Future of air defence: laser-drone wars

A. Combatants fire surface-to-air missile at a 747. B. The drone fires a laser beam at the missile. C. The laser strikes the missile’s optics. D. The missile is deflected.
Date:8 May 2014 Tags:, , ,

Four years ago the Airborne Laser Test Bed, a modified 747 that shoots lethal photons, destroyed a ballistic missile in flight by blasting it with a chemical laser. But after its test demonstration, the Pentagon mothballed the plane because of its annual R1 billion-plus price tag.

Still, the dream of flying laser weapons won’t rest in the boneyard if DARPA has anything to do with it. The agency is researching fibre-optic lasers as an alternative to massive chemical lasers. Lockheed Martin and Northrop Grumman were awarded contracts to build a prototype for a classified programme called Endurance. Instead of blowing up a missile, this system will target optically guided missiles. The programme can take advantage of lightweight lasers on drones because it takes less power to scorch optics than to melt a rocket casing. This technology could protect combat aircraft or counter terrorist threats to commercial airlines.

Why fibre?

Higher quality
Fibre lasers have near-perfect beam quality, which is a measure of how much energy can be focused in one area. Endurance will combine dozens of fibre-laser beams into one with superb beam quality.

Mature
The telecoms boom of the ’90s accelerated fibre-optic tech.
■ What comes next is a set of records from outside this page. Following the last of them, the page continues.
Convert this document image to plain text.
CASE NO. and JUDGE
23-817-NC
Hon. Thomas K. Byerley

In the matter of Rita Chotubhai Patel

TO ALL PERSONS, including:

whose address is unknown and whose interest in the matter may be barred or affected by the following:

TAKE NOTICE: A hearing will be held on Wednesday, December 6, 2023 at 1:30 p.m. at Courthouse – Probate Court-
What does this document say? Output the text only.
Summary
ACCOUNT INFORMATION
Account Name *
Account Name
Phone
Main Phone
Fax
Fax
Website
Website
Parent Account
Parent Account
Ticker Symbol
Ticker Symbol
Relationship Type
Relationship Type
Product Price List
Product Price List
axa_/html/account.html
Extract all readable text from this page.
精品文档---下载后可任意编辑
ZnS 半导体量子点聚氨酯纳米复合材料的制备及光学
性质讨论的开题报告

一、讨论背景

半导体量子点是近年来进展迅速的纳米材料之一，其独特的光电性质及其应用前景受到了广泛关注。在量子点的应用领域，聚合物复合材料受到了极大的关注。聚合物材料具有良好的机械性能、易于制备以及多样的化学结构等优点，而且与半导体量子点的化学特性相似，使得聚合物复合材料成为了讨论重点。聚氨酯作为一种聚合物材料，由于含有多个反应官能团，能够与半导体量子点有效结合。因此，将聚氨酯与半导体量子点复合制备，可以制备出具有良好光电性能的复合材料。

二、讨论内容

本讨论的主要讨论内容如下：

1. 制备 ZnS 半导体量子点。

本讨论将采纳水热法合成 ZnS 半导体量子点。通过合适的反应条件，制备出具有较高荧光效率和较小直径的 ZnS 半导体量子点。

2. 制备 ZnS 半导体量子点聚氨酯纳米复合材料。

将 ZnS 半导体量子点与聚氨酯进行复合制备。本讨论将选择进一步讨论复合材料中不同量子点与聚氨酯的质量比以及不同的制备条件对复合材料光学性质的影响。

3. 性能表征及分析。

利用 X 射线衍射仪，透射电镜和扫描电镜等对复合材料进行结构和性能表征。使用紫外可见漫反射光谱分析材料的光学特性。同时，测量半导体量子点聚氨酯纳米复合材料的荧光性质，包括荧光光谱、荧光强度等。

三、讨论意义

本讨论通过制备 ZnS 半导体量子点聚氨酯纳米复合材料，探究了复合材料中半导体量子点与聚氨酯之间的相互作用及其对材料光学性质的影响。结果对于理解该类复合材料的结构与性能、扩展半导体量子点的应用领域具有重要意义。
When the industry went bust in 2001, fibre companies found a new market: high-power fibre lasers for manufacturing. That means they’re designed to be reliable.

Efficient
The material of most high-power fibre lasers has a high quantum efficiency; the wavelength of light energising the laser is close to that of the laser’s output colour. Fewer photons are wasted, and the system weighs less.